So I’m not entirely sure how to summarize this book. The actual summary on the back of the book says something along the lines of: After he gets kicked out of school, Derek Fitzpatrick is forced to live with his grandmother while his dad is away in the Navy. Ashtyn Parker has never trusted anyone–she knows that in the end, they’ll only leave her. And then it spouts some nonsense about trusting Derek to leave her home, and her sister who has just shown up after abandoning her ten years ago.
That is not what this book is about. Not entirely. This book is a love story between Derek and Ashtyn, where Ashtyn learns to trust Derek, and Derek learns to live his life again. Yes, the summary on the back of the book is vaguely similar to the plot, but the plot itself is more complicated, if not more predictable, than that. (But I’m not giving you any spoilers!)
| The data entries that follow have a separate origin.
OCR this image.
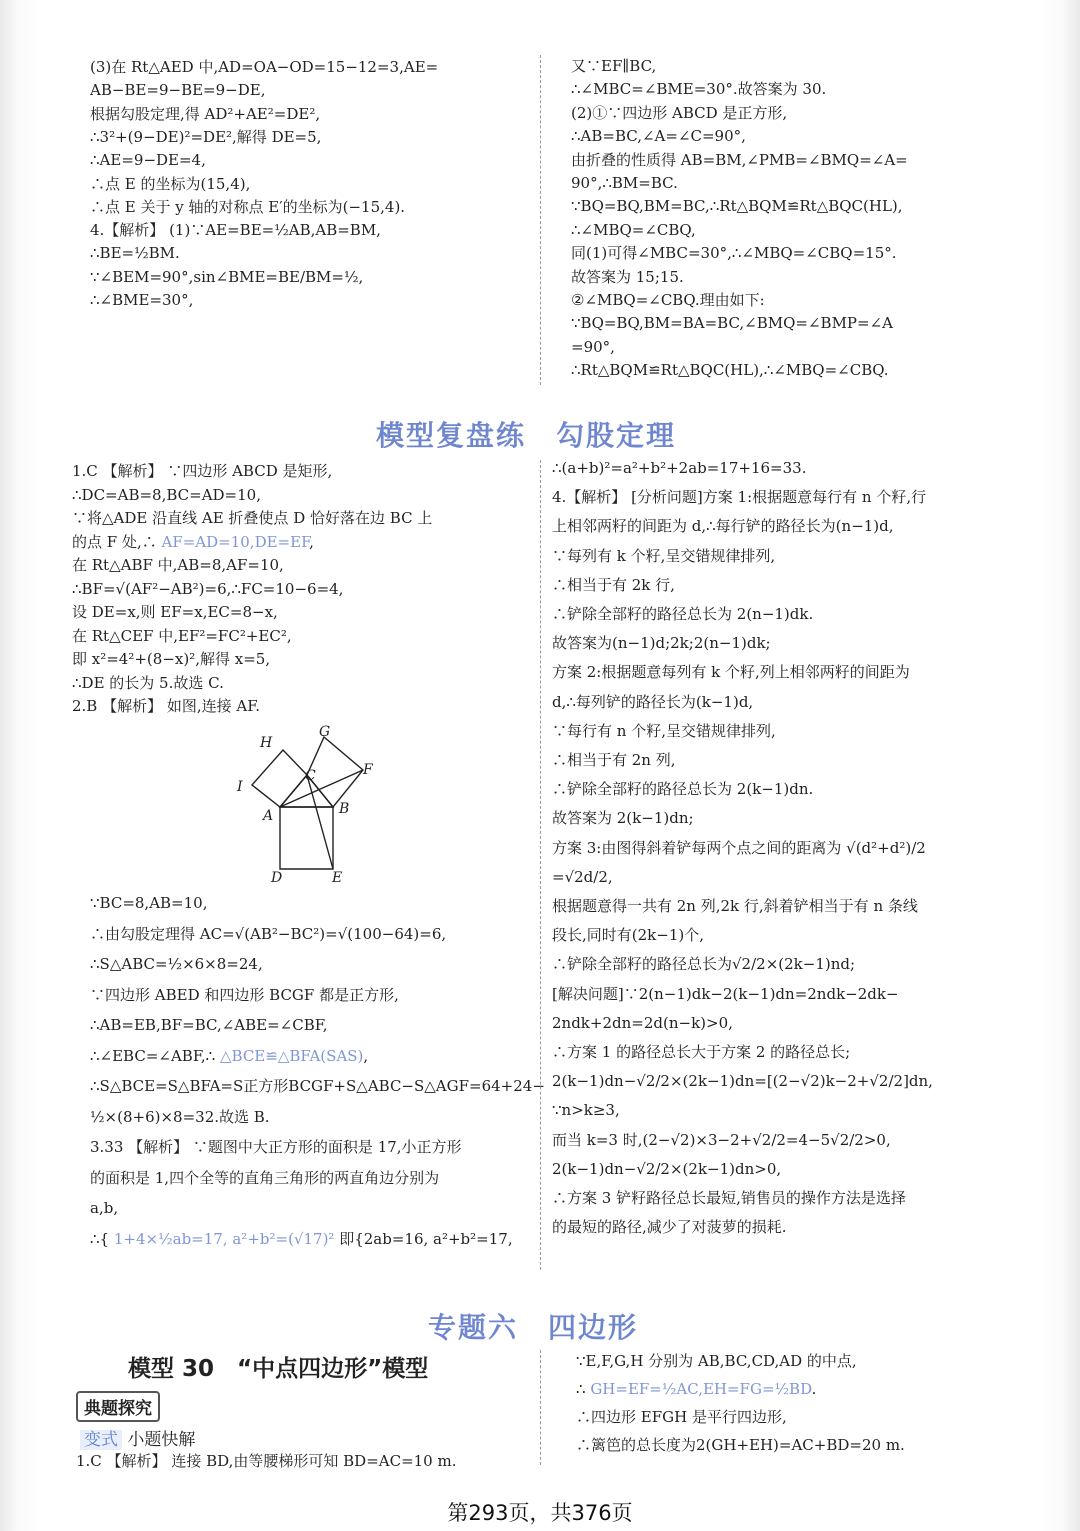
(3)在 Rt△AED 中,AD=OA−OD=15−12=3,AE=
AB−BE=9−BE=9−DE,
根据勾股定理,得 AD²+AE²=DE²,
∴3²+(9−DE)²=DE²,解得 DE=5,
∴AE=9−DE=4,
∴点 E 的坐标为(15,4),
∴点 E 关于 y 轴的对称点 E′的坐标为(−15,4).
4.【解析】 (1)∵AE=BE=½AB,AB=BM,
∴BE=½BM.
∵∠BEM=90°,sin∠BME=BE/BM=½,
∴∠BME=30°,
又∵EF∥BC,
∴∠MBC=∠BME=30°.故答案为 30.
(2)①∵四边形 ABCD 是正方形,
∴AB=BC,∠A=∠C=90°,
由折叠的性质得 AB=BM,∠PMB=∠BMQ=∠A=
90°,∴BM=BC.
∵BQ=BQ,BM=BC,∴Rt△BQM≌Rt△BQC(HL),
∴∠MBQ=∠CBQ,
同(1)可得∠MBC=30°,∴∠MBQ=∠CBQ=15°.
故答案为 15;15.
②∠MBQ=∠CBQ.理由如下:
∵BQ=BQ,BM=BA=BC,∠BMQ=∠BMP=∠A
=90°,
∴Rt△BQM≌Rt△BQC(HL),∴∠MBQ=∠CBQ.
模型复盘练　勾股定理
1.C 【解析】 ∵四边形 ABCD 是矩形,
∴DC=AB=8,BC=AD=10,
∵将△ADE 沿直线 AE 折叠使点 D 恰好落在边 BC 上
的点 F 处,∴ AF=AD=10,DE=EF,
在 Rt△ABF 中,AB=8,AF=10,
∴BF=√(AF²−AB²)=6,∴FC=10−6=4,
设 DE=x,则 EF=x,EC=8−x,
在 Rt△CEF 中,EF²=FC²+EC²,
即 x²=4²+(8−x)²,解得 x=5,
∴DE 的长为 5.故选 C.
2.B 【解析】 如图,连接 AF.
∵BC=8,AB=10,
∴由勾股定理得 AC=√(AB²−BC²)=√(100−64)=6,
∴S△ABC=½×6×8=24,
∵四边形 ABED 和四边形 BCGF 都是正方形,
∴AB=EB,BF=BC,∠ABE=∠CBF,
∴∠EBC=∠ABF,∴ △BCE≌△BFA(SAS),
∴S△BCE=S△BFA=S正方形BCGF+S△ABC−S△AGF=64+24−
½×(8+6)×8=32.故选 B.
3.33 【解析】 ∵题图中大正方形的面积是 17,小正方形
的面积是 1,四个全等的直角三角形的两直角边分别为
a,b,
∴{ 1+4×½ab=17, a²+b²=(√17)² 即{2ab=16, a²+b²=17,
∴(a+b)²=a²+b²+2ab=17+16=33.
4.【解析】 [分析问题]方案 1:根据题意每行有 n 个籽,行
上相邻两籽的间距为 d,∴每行铲的路径长为(n−1)d,
∵每列有 k 个籽,呈交错规律排列,
∴相当于有 2k 行,
∴铲除全部籽的路径总长为 2(n−1)dk.
故答案为(n−1)d;2k;2(n−1)dk;
方案 2:根据题意每列有 k 个籽,列上相邻两籽的间距为
d,∴每列铲的路径长为(k−1)d,
∵每行有 n 个籽,呈交错规律排列,
∴相当于有 2n 列,
∴铲除全部籽的路径总长为 2(k−1)dn.
故答案为 2(k−1)dn;
方案 3:由图得斜着铲每两个点之间的距离为 √(d²+d²)/2
=√2d/2,
根据题意得一共有 2n 列,2k 行,斜着铲相当于有 n 条线
段长,同时有(2k−1)个,
∴铲除全部籽的路径总长为√2/2×(2k−1)nd;
[解决问题]∵2(n−1)dk−2(k−1)dn=2ndk−2dk−
2ndk+2dn=2d(n−k)>0,
∴方案 1 的路径总长大于方案 2 的路径总长;
2(k−1)dn−√2/2×(2k−1)dn=[(2−√2)k−2+√2/2]dn,
∵n>k≥3,
而当 k=3 时,(2−√2)×3−2+√2/2=4−5√2/2>0,
2(k−1)dn−√2/2×(2k−1)dn>0,
∴方案 3 铲籽路径总长最短,销售员的操作方法是选择
的最短的路径,减少了对菠萝的损耗.
H
G
C	F
I
A	B
D	E
专题六　四边形
模型 30　“中点四边形”模型
典题探究
变式 小题快解
1.C 【解析】 连接 BD,由等腰梯形可知 BD=AC=10 m.
∵E,F,G,H 分别为 AB,BC,CD,AD 的中点,
∴ GH=EF=½AC,EH=FG=½BD.
∴四边形 EFGH 是平行四边形,
∴篱笆的总长度为2(GH+EH)=AC+BD=20 m.
第293页，共376页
I really liked this book. I personally think that Simone Elkeles is a genius in creating fictional romances that can only happen between the pages, but nevertheless make you feel warm and fuzzy inside. She is excellent at making loveable characters who you wish were real people who you could meet and be friends with, and just as equally good at making characters who you hate on sight, and continue to hate throughout the book. And one of the things I love about her books is that the characters are not completely black and white; they are multidimensional beings who have actual emotions that are tangible, and at times I actually felt said emotions.
That having been said, this was not one of my favorite of her books. It was very predictable, and there have been other books that I enjoyed a lot more, such as the Perfect Chemistry trilogy. But then again, I did read this as a guilty pleasure book. And it ended up surprising me. I’d forgotten how consuming her books are. I couldn’t put it down or tear my eyes away from the pages from the get go. And while it was extremely predictable, I really enjoyed reading it. I fell in love with Derek (he’s just a wonderful character, sweet, and supportive, and just all around the perfect fictional male romance character), and I adored Ashtyn. I liked the fact that she was a football player, and was independent throughout the novel, not relying on Derek completely for anything, and just remaining who she was, even when she was growing as a character. She was definitely not a pathetic, whiny person who just became more annoying as she fell in love; she was not a character who became absolutely obnoxious about her love life to the point where she was consumed in it. She was independent, driven, had a life outside of Derek, and was overall a very well-rounded heroine. And Derek was the perfect southern gentleman, but at the same time, he was funny, and sarcastic, and just overall loveable. And they’re not the only characters I liked: I also liked Ashtyn’s friends, who were all very loyal to her, and I loved Derek’s grandmother. She was absolutely hilarious.
I do not recommend this book for anyone under the age of 13. It probably is appropriate for some younger ages, but there is alcohol, drugs (mention of), (not explicit) sex, and some bullying.
If you liked Perfect Chemistry and Leaving Paradise, or any of her other books, you’ll definitely like this one. It is a guilty pleasure read, but if you’re going to have a guilty pleasure book, it should be a good one. And this is definitely that book.